Initializes the Monte Carlo engine.

Parameters:

Name	Type	Description	Default
n_paths	int	The number of simulation paths, by default 20_000.	20000
n_steps	int	The number of time steps in each path, by default 100.	100
antithetic	bool	Whether to use antithetic variates for variance reduction, by default True.	True
seed	int | None	Seed for the random number generator for reproducibility, by default None.	None

Source code in src/quantfin/techniques/monte_carlo.py

def __init__(
    self,
    *,
    n_paths: int = 20_000,
    n_steps: int = 100,
    antithetic: bool = True,
    seed: int | None = None,
):
    """
    Initializes the Monte Carlo engine.

    Parameters
    ----------
    n_paths : int, optional
        The number of simulation paths, by default 20_000.
    n_steps : int, optional
        The number of time steps in each path, by default 100.
    antithetic : bool, optional
        Whether to use antithetic variates for variance reduction, by default True.
    seed : int | None, optional
        Seed for the random number generator for reproducibility, by default None.
    """
    if antithetic and n_paths % 2 != 0:
        n_paths += 1
    self.n_paths = n_paths
    self.n_steps = n_steps
    self.antithetic = antithetic
    self.rng = np.random.default_rng(seed)

price(option: Option, stock: Stock, model: BaseModel, rate: Rate, **kwargs: Any) -> PricingResult

Prices an option using the appropriate Monte Carlo simulation method.

This method acts as a dispatcher, selecting the correct simulation strategy (SDE path, pure Lévy, or exact sampler) based on the capabilities of the provided model.

Parameters:

Name	Type	Description	Default
option	Option	The option contract to be priced.	required
stock	Stock	The underlying asset's properties.	required
model	BaseModel	The financial model to use for the simulation.	required
rate	Rate	The risk-free rate structure.	required

Returns:

Type	Description
PricingResult	An object containing the calculated price.

Source code in src/quantfin/techniques/monte_carlo.py

def price(
    self, option: Option, stock: Stock, model: BaseModel, rate: Rate, **kwargs: Any
) -> PricingResult:
    """
    Prices an option using the appropriate Monte Carlo simulation method.

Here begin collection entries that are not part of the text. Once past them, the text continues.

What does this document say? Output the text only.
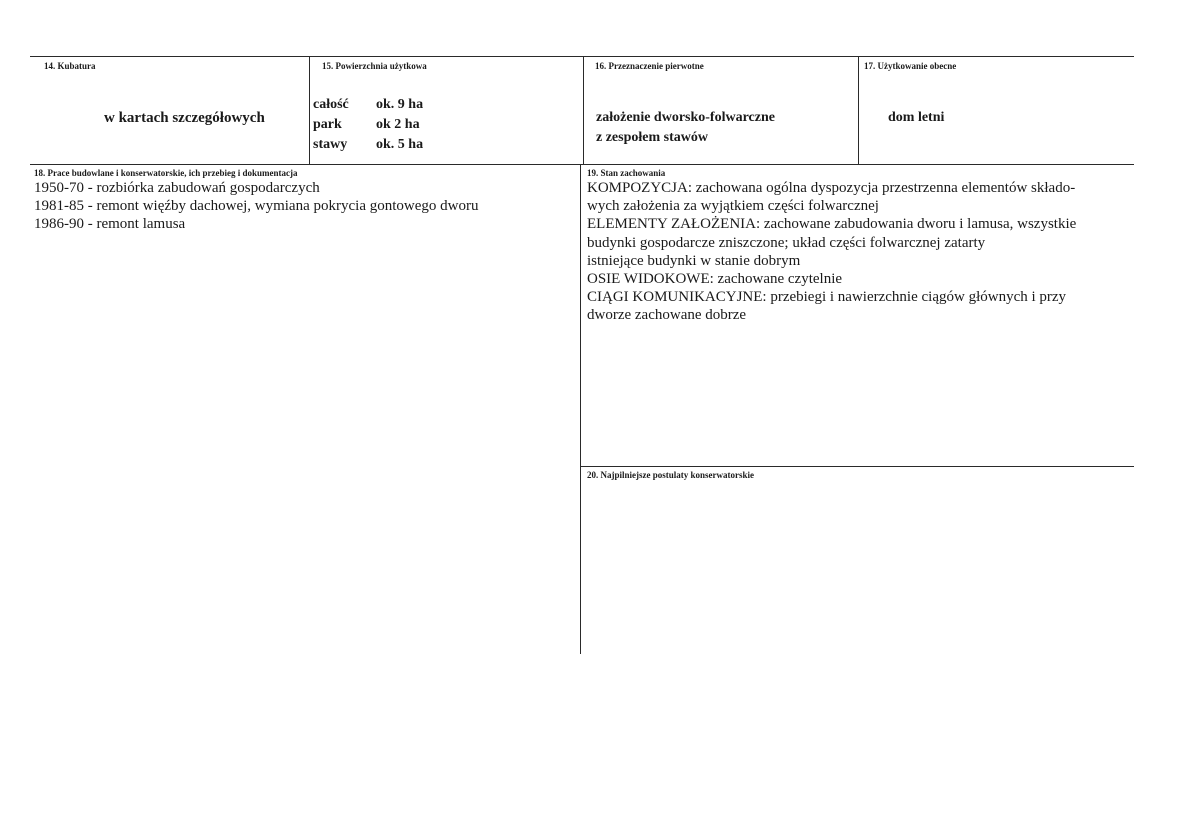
14. Kubatura
w kartach szczegółowych
15. Powierzchnia użytkowa
całość ok. 9 ha
park ok 2 ha
stawy ok. 5 ha
16. Przeznaczenie pierwotne
założenie dworsko-folwarczne
z zespołem stawów
17. Użytkowanie obecne
dom letni
18. Prace budowlane i konserwatorskie, ich przebieg i dokumentacja
1950-70 - rozbiórka zabudowań gospodarczych
1981-85 - remont więźby dachowej, wymiana pokrycia gontowego dworu
1986-90 - remont lamusa
19. Stan zachowania
KOMPOZYCJA: zachowana ogólna dyspozycja przestrzenna elementów składo-
wych założenia za wyjątkiem części folwarcznej
ELEMENTY ZAŁOŻENIA: zachowane zabudowania dworu i lamusa, wszystkie
budynki gospodarcze zniszczone; układ części folwarcznej zatarty
istniejące budynki w stanie dobrym
OSIE WIDOKOWE: zachowane czytelnie
CIĄGI KOMUNIKACYJNE: przebiegi i nawierzchnie ciągów głównych i przy
dworze zachowane dobrze
20. Najpilniejsze postulaty konserwatorskie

    This method acts as a dispatcher, selecting the correct simulation
    strategy (SDE path, pure Lévy, or exact sampler) based on the
    capabilities of the provided model.

    Parameters
    ----------
    option : Option
        The option contract to be priced.
    stock : Stock
        The underlying asset's properties.
    model : BaseModel
        The financial model to use for the simulation.
    rate : Rate
        The risk-free rate structure.

    Returns
    -------
    PricingResult
        An object containing the calculated price.
    """
    if not (model.supports_sde or getattr(model, "is_pure_levy", False)):
        raise TypeError(f"Model '{model.name}' does not support simulation.")

    S0, K, T = stock.spot, option.strike, option.maturity
    r, q = rate.get_rate(T), stock.dividend

    # Dispatch to the correct simulation method
    if getattr(model, "has_exact_sampler", False):
        ST = model.sample_terminal_spot(S0, r, T, self.n_paths)
    elif getattr(model, "is_pure_levy", False):
        ST = self._simulate_levy_terminal(model, S0, r, q, T)
    else:
        ST = self._simulate_sde_path(model, S0, r, q, T, **kwargs)

    payoff = (
        np.maximum(ST - K, 0)
        if option.option_type is OptionType.CALL
        else np.maximum(K - ST, 0)
    )
    price = float(np.mean(payoff) * math.exp(-r * T))
    return PricingResult(price=price)